Contar antecipando e, depois, voltando ao ponto de partida. Acredita Oz, que as obsessões, de cada um, lhe serão eternas e incuráveis. Como bumerangues dos quais queremos nos livrar, mas que sempre retornam. Uma paixão ou trauma da infância, portanto, pode te reaparecer em sonho, ou futuramente refletido em novos objetos; ou ainda como o seu arrependimento predileto, que te cerca nas horas escuras e silenciosas.

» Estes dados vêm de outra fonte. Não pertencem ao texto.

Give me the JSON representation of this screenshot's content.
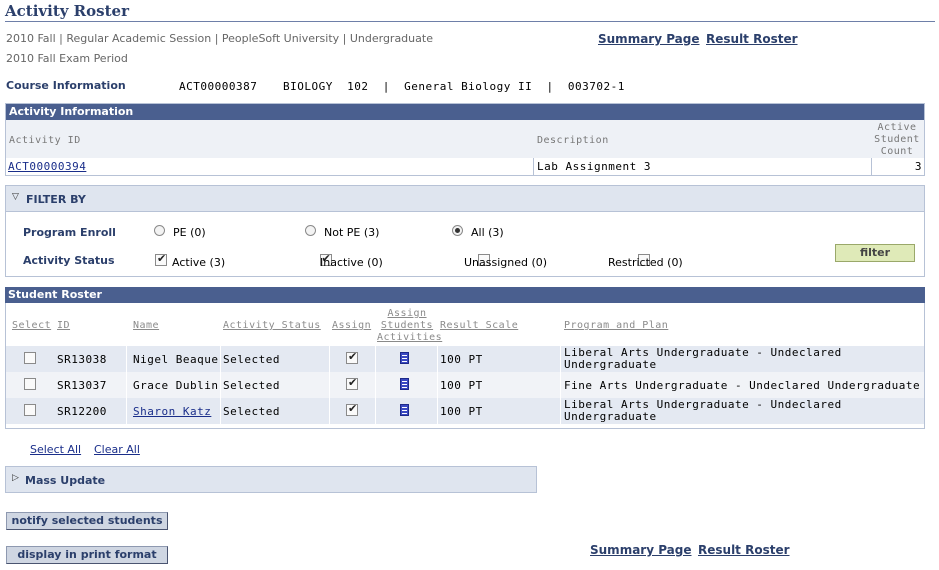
{
  "page": {
    "title": "Activity Roster",
    "term_line": "2010 Fall | Regular Academic Session | PeopleSoft University | Undergraduate",
    "exam_period": "2010 Fall Exam Period",
    "links": {
      "summary": "Summary Page",
      "result": "Result Roster"
    }
  },
  "course": {
    "label": "Course Information",
    "id": "ACT00000387",
    "details": "BIOLOGY  102  |  General Biology II  |  003702-1"
  },
  "activity": {
    "section_title": "Activity Information",
    "headers": {
      "id": "Activity ID",
      "description": "Description",
      "count": "Active Student Count"
    },
    "row": {
      "id": "ACT00000394",
      "description": "Lab Assignment 3",
      "count": "3"
    }
  },
  "filter": {
    "title": "FILTER BY",
    "program_label": "Program Enroll",
    "program_options": [
      {
        "label": "PE (0)",
        "selected": false
      },
      {
        "label": "Not PE (3)",
        "selected": false
      },
      {
        "label": "All (3)",
        "selected": true
      }
    ],
    "status_label": "Activity Status",
    "status_options": [
      {
        "label": "Active (3)",
        "checked": true
      },
      {
        "label": "Inactive (0)",
        "checked": true
      },
      {
        "label": "Unassigned (0)",
        "checked": false
      },
      {
        "label": "Restricted (0)",
        "checked": false
      }
    ],
    "button": "filter"
  },
  "roster": {
    "section_title": "Student Roster",
    "columns": {
      "select": "Select",
      "id": "ID",
      "name": "Name",
      "status": "Activity Status",
      "assign": "Assign",
      "assign_students": "Assign Students Activities",
      "result_scale": "Result Scale",
      "program": "Program and Plan"
    },
    "rows": [
      {
        "id": "SR13038",
        "name": "Nigel Beaque",
        "status": "Selected",
        "assigned": true,
        "scale": "100 PT",
        "program": "Liberal Arts Undergraduate - Undeclared Undergraduate",
        "selected": false
      },
      {
        "id": "SR13037",
        "name": "Grace Dublin",
        "status": "Selected",
        "assigned": true,
        "scale": "100 PT",
        "program": "Fine Arts Undergraduate - Undeclared Undergraduate",
        "selected": false
      },
      {
        "id": "SR12200",
        "name": "Sharon Katz",
        "status": "Selected",
        "assigned": true,
        "scale": "100 PT",
        "program": "Liberal Arts Undergraduate - Undeclared Undergraduate",
        "selected": false
      }
    ],
    "select_all": "Select All",
    "clear_all": "Clear All"
  },
  "mass_update": {
    "title": "Mass Update"
  },
  "buttons": {
    "notify": "notify selected students",
    "print": "display in print format"
  }
}
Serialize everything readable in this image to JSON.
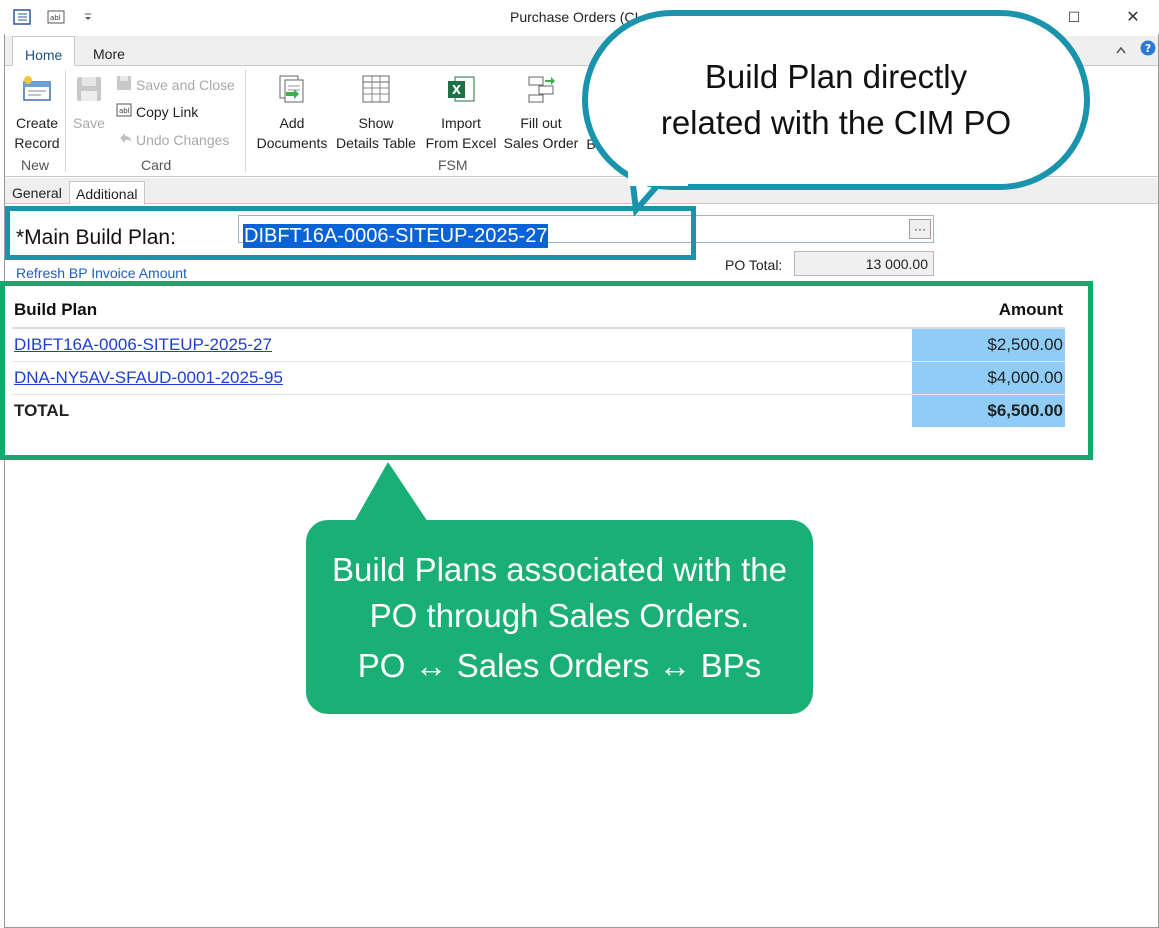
{
  "window": {
    "title": "Purchase Orders (CI",
    "minimize": "—",
    "maximize": "☐",
    "close": "✕",
    "quick_access_icons": [
      "form-icon",
      "text-field-icon",
      "dropdown-arrow-icon"
    ]
  },
  "ribbon_tabs": [
    {
      "label": "Home",
      "active": true
    },
    {
      "label": "More",
      "active": false
    }
  ],
  "ribbon": {
    "create_record": {
      "line1": "Create",
      "line2": "Record"
    },
    "save": {
      "label": "Save"
    },
    "save_and_close": "Save and Close",
    "copy_link": "Copy Link",
    "undo_changes": "Undo Changes",
    "add_documents": {
      "line1": "Add",
      "line2": "Documents"
    },
    "show_details_table": {
      "line1": "Show",
      "line2": "Details Table"
    },
    "import_from_excel": {
      "line1": "Import",
      "line2": "From Excel"
    },
    "fill_out_sales_order": {
      "line1": "Fill out",
      "line2": "Sales Order"
    },
    "partial_next": "B",
    "groups": {
      "new": "New",
      "card": "Card",
      "fsm": "FSM"
    }
  },
  "sub_tabs": [
    {
      "label": "General",
      "active": false
    },
    {
      "label": "Additional",
      "active": true
    }
  ],
  "form": {
    "main_build_plan_label": "*Main Build Plan:",
    "main_build_plan_value": "DIBFT16A-0006-SITEUP-2025-27",
    "ellipsis": "···",
    "refresh_link": "Refresh BP Invoice Amount",
    "po_total_label": "PO Total:",
    "po_total_value": "13 000.00"
  },
  "table": {
    "headers": {
      "build_plan": "Build Plan",
      "amount": "Amount"
    },
    "rows": [
      {
        "build_plan": "DIBFT16A-0006-SITEUP-2025-27",
        "amount": "$2,500.00"
      },
      {
        "build_plan": "DNA-NY5AV-SFAUD-0001-2025-95",
        "amount": "$4,000.00"
      }
    ],
    "total": {
      "label": "TOTAL",
      "amount": "$6,500.00"
    }
  },
  "callouts": {
    "blue": {
      "line1": "Build Plan directly",
      "line2": "related with the CIM PO"
    },
    "green": {
      "line1": "Build Plans associated with the",
      "line2": "PO through Sales Orders.",
      "line3": "PO ↔ Sales Orders ↔ BPs"
    }
  },
  "colors": {
    "callout_blue": "#1a93ad",
    "callout_green": "#1aaf74",
    "amount_cell": "#8fcdf7",
    "selection": "#0a63d6"
  }
}
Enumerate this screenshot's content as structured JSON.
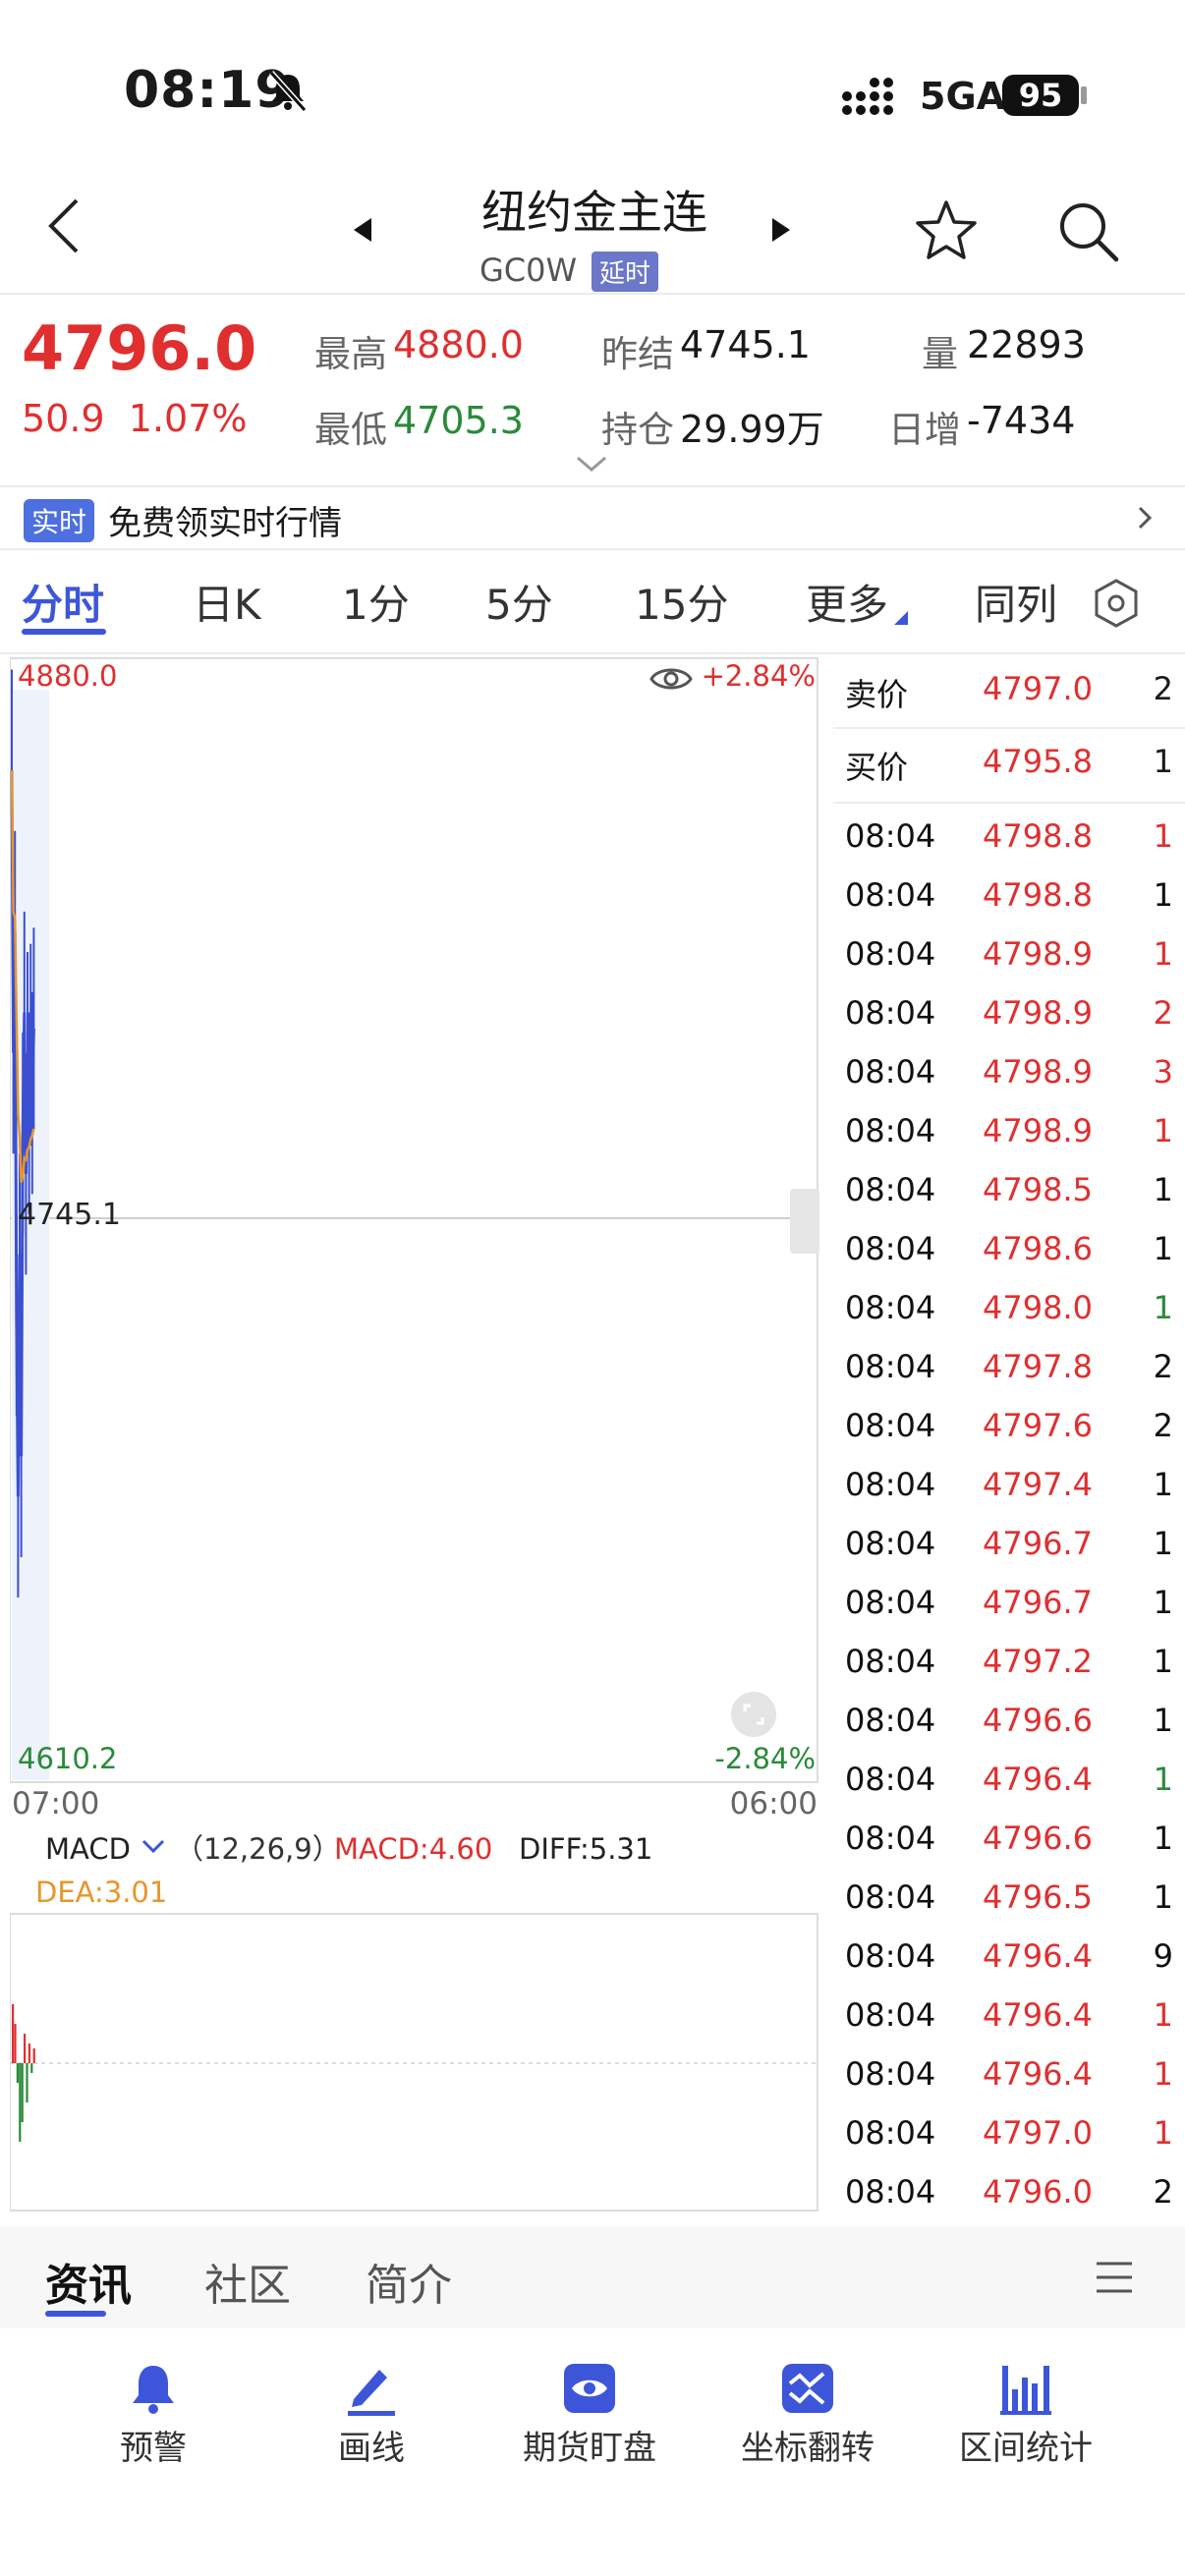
{
  "status_bar": {
    "time": "08:19",
    "network": "5GA",
    "battery": "95"
  },
  "header": {
    "title": "纽约金主连",
    "code": "GC0W",
    "delay_badge": "延时"
  },
  "quote": {
    "price": "4796.0",
    "change": "50.9",
    "change_pct": "1.07%",
    "high_label": "最高",
    "high": "4880.0",
    "low_label": "最低",
    "low": "4705.3",
    "prev_settle_label": "昨结",
    "prev_settle": "4745.1",
    "open_interest_label": "持仓",
    "open_interest": "29.99万",
    "volume_label": "量",
    "volume": "22893",
    "daily_inc_label": "日增",
    "daily_inc": "-7434"
  },
  "banner": {
    "badge": "实时",
    "text": "免费领实时行情"
  },
  "tabs": [
    {
      "label": "分时"
    },
    {
      "label": "日K"
    },
    {
      "label": "1分"
    },
    {
      "label": "5分"
    },
    {
      "label": "15分"
    },
    {
      "label": "更多"
    },
    {
      "label": "同列"
    }
  ],
  "chart": {
    "max_label": "4880.0",
    "mid_label": "4745.1",
    "min_label": "4610.2",
    "up_pct": "+2.84%",
    "down_pct": "-2.84%",
    "time_start": "07:00",
    "time_end": "06:00",
    "macd_name": "MACD",
    "macd_params": "（12,26,9）",
    "macd_value": "MACD:4.60",
    "diff_value": "DIFF:5.31",
    "dea_value": "DEA:3.01"
  },
  "chart_data": {
    "type": "line",
    "title": "",
    "ylim": [
      4610.2,
      4880.0
    ],
    "reference": 4745.1,
    "series": [
      {
        "name": "",
        "values": [
          4860,
          4790,
          4820,
          4725,
          4680,
          4740,
          4690,
          4770,
          4800,
          4760,
          4790,
          4775,
          4792,
          4780,
          4796
        ]
      }
    ]
  },
  "orderbook": {
    "ask_label": "卖价",
    "ask_price": "4797.0",
    "ask_vol": "2",
    "bid_label": "买价",
    "bid_price": "4795.8",
    "bid_vol": "1"
  },
  "trades": [
    {
      "time": "08:04",
      "price": "4798.8",
      "vol": "1",
      "dir": "red"
    },
    {
      "time": "08:04",
      "price": "4798.8",
      "vol": "1",
      "dir": "black"
    },
    {
      "time": "08:04",
      "price": "4798.9",
      "vol": "1",
      "dir": "red"
    },
    {
      "time": "08:04",
      "price": "4798.9",
      "vol": "2",
      "dir": "red"
    },
    {
      "time": "08:04",
      "price": "4798.9",
      "vol": "3",
      "dir": "red"
    },
    {
      "time": "08:04",
      "price": "4798.9",
      "vol": "1",
      "dir": "red"
    },
    {
      "time": "08:04",
      "price": "4798.5",
      "vol": "1",
      "dir": "black"
    },
    {
      "time": "08:04",
      "price": "4798.6",
      "vol": "1",
      "dir": "black"
    },
    {
      "time": "08:04",
      "price": "4798.0",
      "vol": "1",
      "dir": "green"
    },
    {
      "time": "08:04",
      "price": "4797.8",
      "vol": "2",
      "dir": "black"
    },
    {
      "time": "08:04",
      "price": "4797.6",
      "vol": "2",
      "dir": "black"
    },
    {
      "time": "08:04",
      "price": "4797.4",
      "vol": "1",
      "dir": "black"
    },
    {
      "time": "08:04",
      "price": "4796.7",
      "vol": "1",
      "dir": "black"
    },
    {
      "time": "08:04",
      "price": "4796.7",
      "vol": "1",
      "dir": "black"
    },
    {
      "time": "08:04",
      "price": "4797.2",
      "vol": "1",
      "dir": "black"
    },
    {
      "time": "08:04",
      "price": "4796.6",
      "vol": "1",
      "dir": "black"
    },
    {
      "time": "08:04",
      "price": "4796.4",
      "vol": "1",
      "dir": "green"
    },
    {
      "time": "08:04",
      "price": "4796.6",
      "vol": "1",
      "dir": "black"
    },
    {
      "time": "08:04",
      "price": "4796.5",
      "vol": "1",
      "dir": "black"
    },
    {
      "time": "08:04",
      "price": "4796.4",
      "vol": "9",
      "dir": "black"
    },
    {
      "time": "08:04",
      "price": "4796.4",
      "vol": "1",
      "dir": "red"
    },
    {
      "time": "08:04",
      "price": "4796.4",
      "vol": "1",
      "dir": "red"
    },
    {
      "time": "08:04",
      "price": "4797.0",
      "vol": "1",
      "dir": "red"
    },
    {
      "time": "08:04",
      "price": "4796.0",
      "vol": "2",
      "dir": "black"
    }
  ],
  "bottom_tabs": [
    {
      "label": "资讯"
    },
    {
      "label": "社区"
    },
    {
      "label": "简介"
    }
  ],
  "toolbar": [
    {
      "label": "预警",
      "icon": "bell-icon"
    },
    {
      "label": "画线",
      "icon": "draw-line-icon"
    },
    {
      "label": "期货盯盘",
      "icon": "eye-icon"
    },
    {
      "label": "坐标翻转",
      "icon": "flip-icon"
    },
    {
      "label": "区间统计",
      "icon": "range-stats-icon"
    }
  ],
  "colors": {
    "up": "#e02f2f",
    "down": "#2a8a3a",
    "accent": "#3d56d9",
    "line": "#3b4fd0",
    "avg": "#e8962a"
  }
}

Ciente da inevitabilidade que nos traz às origens, Amós Oz reconstitui sua pré-adolescência, em que foi acusado de alta traição, pelos amigos, — apenas porque conviveu e tomou aulas de inglês com o inimigo. É bem provável que todo o escritor escreva para justificar-se. Surpreende, porém, que, quarenta anos depois, o autor ainda viva atormentado pelos múltiplos significados da palavra “traidor”.

Acaba concluindo, meio a contragosto, que aquela traição sua, fruto de involuntária simpatia pelo inimigo, não resulta em infâmia ou condenação amplas — mas sim em descobertas reveladoras acerca do caráter de seus amigos, de seus familiares e da mulher que inocentemente desejava. Um usara-o para matar sua sede de poder, outro para liberar seus instintos repressivos, a última para escarnecer-lhe o voyeurismo, humilhando-o com amantes. Trocam de posição, assim, vítima e algoz — pessoas próximas e Amós Oz.

Fica evidenciado que o infringir de certas normas socialmente instauradas não implica, necessariamente, em infidelidade à comunidade. Muito mais grave é a falta interpessoal, aquela que desrespeita códigos tácitos e não escritos de convivência moral. É nessa hora que Oz se perdoa e, exorcizando aqueles tempos, dorme tranqüilo.

Tranqüilo em termos. Diz-se, uma porção de vezes, envergonhado e como que relutando, quase omite certas passagens. É quando entra a força de coerção das tradições, das nações e das circunstâncias. É quando ele se submete ao juízo de quem o cerca e aceita o labéu sem questionar, embora no íntimo se perdoe.

Contradição patente, é verdade. Resumindo, a impressão que se tem de raças secularmente coesas como a judaica é que, por mais que você se diga desgarrado e até rebelde no rebanho (como o jovem Oz), você sempre torna à casa, engolindo em seco o castigo, abaixando a cabeça para as normas — como um “reacionário de última instância” que, às vezes, desfila de “progressista limonada”.

“Até o final desta semana você não vai sair do seu quarto, exceto para ir ao banheiro. Isso inclui fazer as refeições sozinho no quarto. Assim você vai ter bastante tempo livre para refletir honestamente sobre o que aconteceu, e também sobre o que poderia ter acontecido. Além disso, Sua Alteza terá que enfrentar um baque financeiro, pois sua mesada está congelada até 1º de setembro. Também o aquário e o passeio a Talpiot estão definitivamente excluídos do programa. Espere. Ainda não acabamos. Esta semana a hora de apagar a luz vai ser antecipada, das dez e quinze para as nove... Já foi comprovado que, decididamente, no escuro o homem racional faz um exame de consciência muito mais preciso do que com a luz acesa. É só isso. Sua Excelência queira, por gentileza, retirar-se ao seu quarto neste instante. Sim. Sem jantar.”

Difícil de concordar, não? Principalmente se você for um brasileiro que nunca ouviu falar de laços e de princípios transmitidos de pai para filho, geração a geração, sem que a corrente seja quebrada, sem que um passo seja dado em falso. É o individual sacrificado em prol do coletivo, é a adaptação do particular ao geral. Muito antes de Marx.

Talvez uma bela lição que essa gente reserva para nós. Ainda que a tentativa de escravizar grandes personalidades a uma causa única seja ato de eficiência e de utilidade duvidosas.